The Road Ahead: Journalists v Bloggers

The rift between The Detroit News and its auto critic, Scott Burgess, (see Lane Changes) may well be resolved by the time this newsletter is distributed but it touches on the tensions in professional journalism described by NYU Journalism Professor Jay Rosen in his insightful talk at the recent South by Southwest Interactive Conference and Festival in Austin, TX. (http://pressthink.org)

In analyzing the continuing name-calling between journalists and bloggers although he says the war between the two camps has long been over, Rosen reasons, “disruptions caused by the Internet threaten to expose certain buried conflicts at the heart of modern journalism and a commercialized press.” One of those conflicts was evidenced when the online version of a Burgess column was rewritten after an advertiser complained. With publishers busy exchanging print and broadcast dollars for digital dimes (as Rosen describes it) the definition of professional journalism itself must change.
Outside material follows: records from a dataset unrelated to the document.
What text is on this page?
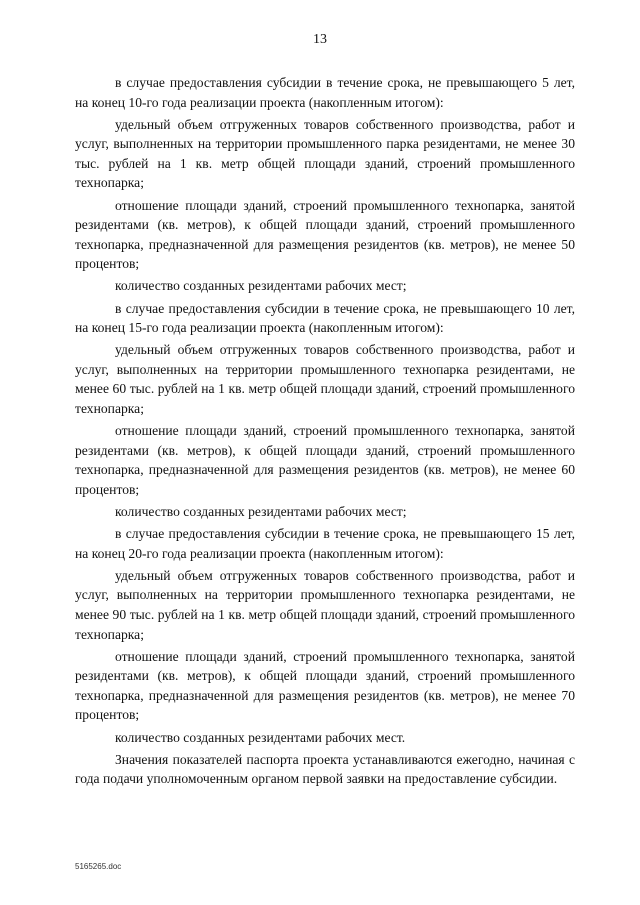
13

в случае предоставления субсидии в течение срока, не превышающего 5 лет, на конец 10-го года реализации проекта (накопленным итогом):

удельный объем отгруженных товаров собственного производства, работ и услуг, выполненных на территории промышленного парка резидентами, не менее 30 тыс. рублей на 1 кв. метр общей площади зданий, строений промышленного технопарка;

отношение площади зданий, строений промышленного технопарка, занятой резидентами (кв. метров), к общей площади зданий, строений промышленного технопарка, предназначенной для размещения резидентов (кв. метров), не менее 50 процентов;

количество созданных резидентами рабочих мест;

в случае предоставления субсидии в течение срока, не превышающего 10 лет, на конец 15-го года реализации проекта (накопленным итогом):

удельный объем отгруженных товаров собственного производства, работ и услуг, выполненных на территории промышленного технопарка резидентами, не менее 60 тыс. рублей на 1 кв. метр общей площади зданий, строений промышленного технопарка;

отношение площади зданий, строений промышленного технопарка, занятой резидентами (кв. метров), к общей площади зданий, строений промышленного технопарка, предназначенной для размещения резидентов (кв. метров), не менее 60 процентов;

количество созданных резидентами рабочих мест;

в случае предоставления субсидии в течение срока, не превышающего 15 лет, на конец 20-го года реализации проекта (накопленным итогом):

удельный объем отгруженных товаров собственного производства, работ и услуг, выполненных на территории промышленного технопарка резидентами, не менее 90 тыс. рублей на 1 кв. метр общей площади зданий, строений промышленного технопарка;

отношение площади зданий, строений промышленного технопарка, занятой резидентами (кв. метров), к общей площади зданий, строений промышленного технопарка, предназначенной для размещения резидентов (кв. метров), не менее 70 процентов;

количество созданных резидентами рабочих мест.

Значения показателей паспорта проекта устанавливаются ежегодно, начиная с года подачи уполномоченным органом первой заявки на предоставление субсидии.

5165265.doc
“Our experiment with a free press is 250 years old. Whole chapters of it were discarded by American journalists when they tried to make themselves more scientific and objective in order to claim elevated status.” Yet, “No one ever says, I went into journalism because I have a passion for being… objective.’ Or: ‘Detachment, that’s my thing. I’m kind of a detached guy, so I figured this would be a good field for me.”

Rosen says. ” . . . the terms of authority (in pro journalism) have to change. The practice has to become more interactive. And this is happening under conditions of enormous stress.” The story the professional press has been telling itself has broken down. It no longer helps the journalist navigate the real world conditions under which journalism is done today. Somehow, journalists have to start telling themselves a better story about what they do and why it matters. And we have to help them. We interactive people.”

David Sullivan in his blog says, ” We need to stop thinking that we are competing with everyone in the world. We are competing with people who do what we do to gain the readership of people who want to follow what we do. Those are our customers. Other customers will go to other types of information. With every person having a printing press, it has to be that way. There are too many options to cover every bet. We have to figure out what customers we can get and what they want, and not be worried about the customers we won’t get.”

That heroic view is contrasted by James Fallows in The Atlantic Magazine in a piece titled Learning to Love the (Shallow, Divisive, Unreliable) New Media. He writes “If we accept that the media will probably become more and more market-minded, and that an imposed conscience in the form of legal requirements or traditional publishing norms will probably have less and less effect, what are the results we most fear? I think there are four:

  • that this will become an age of lies, idiocy, and a complete Babel of “truthiness,” in which no trusted arbiter can establish reality or facts;
  • that the media will fail to cover too much of what really matters, as they are drawn toward the sparkle of entertainment and away from the depressing realities of the statehouse, the African capital, the urban school system, the corporate office when corners are being cut;
  • that the forces already pulverizing American society into component granules will grow all the stronger, as people withdraw into their own separate information spheres;
  • and that our very ability to think, concentrate, and decide will deteriorate, as a media system optimized for attracting quick hits turns into a continual-distraction machine for society as a whole, making every individual and collective problem harder to assess and respond to.”

This Post Has 2 Comments

  1. Matt DeLorenzo

    Hi Glenn,
    You do a terrific job. This is my first comment ever, but I need to echo the sentiment that the war between the traditional print media and the blogs is way over..it’s not up to me to decide who is worthy to cover an event, it is up the the manufacturer…all the blog people i have been with are professional in their approach to covering the beat, so i have no problem with them being on programs. The bottom line is the content and the value to our audience. Our audience is measured by subs….we have more than 600,000 and they are better than “uniques”. our mission will be to continue to serve them first and foremost. i welcome our blogger pals…I think they added a much needed blast of fresh air.

  2. Justacarguy Jesse

    Fallows’ last bullet point doom forecast is typical shallow thinking that was preceded by gloom and doom cranky old farts every time a social norm became obsolete. When the poor learned how to read and write, when slaves were freed, when gas lamps lit the streets and houses, when the car became inconvienent to horse drawn buggy owners, when electricity was brought to the masses, when tv was invented, when the microwave started cooking food, when the internet became easily available, and when cell phones revolutioned person to person communication.
    Now Fallow forecasts “an age of idiocy” and “our very ability to think etc etc” is doomed and “Media will fail to cover too much of what really matters”. In Bugs Bunny’s phrase, “What a maroon”

    Fallow, use your brain for more than blocking light from going between your ears. If the content of any media source is what people want, they will find it, they will enjoy it, they will cause it to succeed beyond it’s competition. If you build it (well) they will come (to the one they like the most)

    Anyone, or any news source, will be the best, or get the most readers due to one thing… deliver what they want.

    Rosen had a brilliant comment about objective journalism… my compliments! Bravo! That is intuitive and astute!